Trotzdem wollen HHLA wie Eurogate, die nach wie vor im Geheimen über eine Kooperation reden – was einer Zusammenarbeit der bislang gegeneinander arbeitenden Hafenstandorte Hamburg und Bremen/Bremerhaven gleichkommt –, nun drastisches Sparen durchpauken. Dies sei der Versuch, „durch Arbeitsplatz- und Tarifabbau die aktuelle wirtschaftliche Delle zur eigenen Sanierung zu nutzen“, krisitiert Natale Fontana, Landesfachbereichsleiter Verkehr bei ver.di Hamburg, laut einer Pressemitteilung.
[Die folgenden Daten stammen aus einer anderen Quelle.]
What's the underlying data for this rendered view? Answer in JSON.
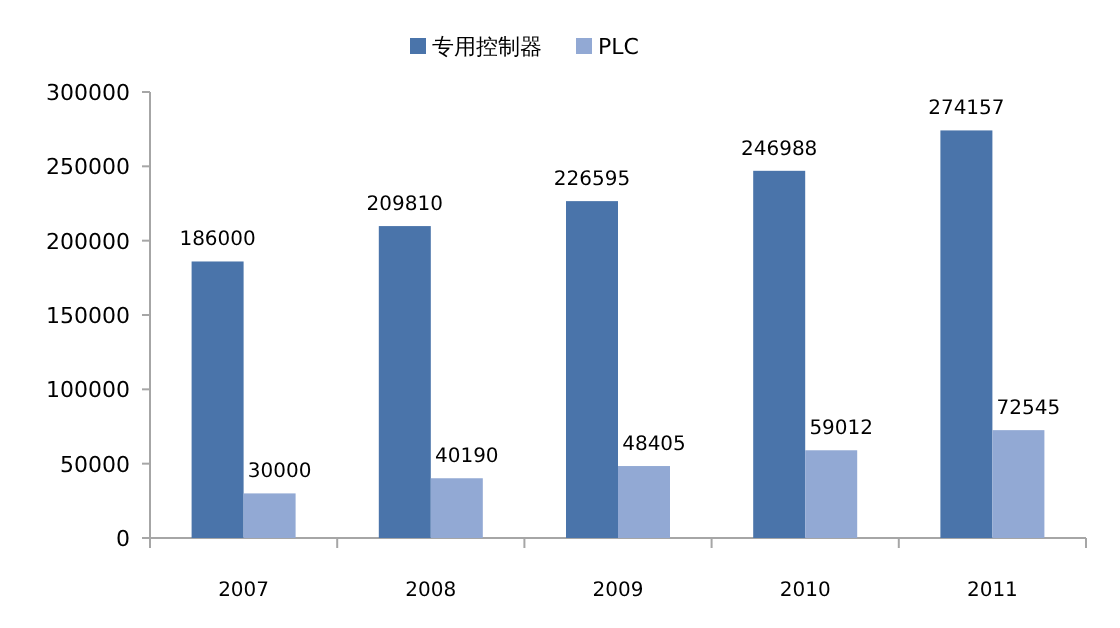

Tatsächlich argumentieren beide Terminalkonzerne vor allem mit der Konkurrenz in Rotterdam und Antwerpen sowie dem Druck seitens modernisierter Ostseehäfen. Man müsse schneller und billiger werden als die Wettbewerber, heißt es unisono bei Eurogate und HHLA.
Fontana kündigt gewerkschaftliche Gegenwehr an: Er fordert von den Firmen, den pandemiebedingten Einbruch „nicht auf dem Rücken der Hafenarbeiter“ auszutragen. Und unter Hinweis auf die staatliche Beteiligung mahnt er die Politik, „Investitionen und Subventionen der Hafenbetriebe an Tarifbindung und Arbeitsplatzerhalt zu koppeln“.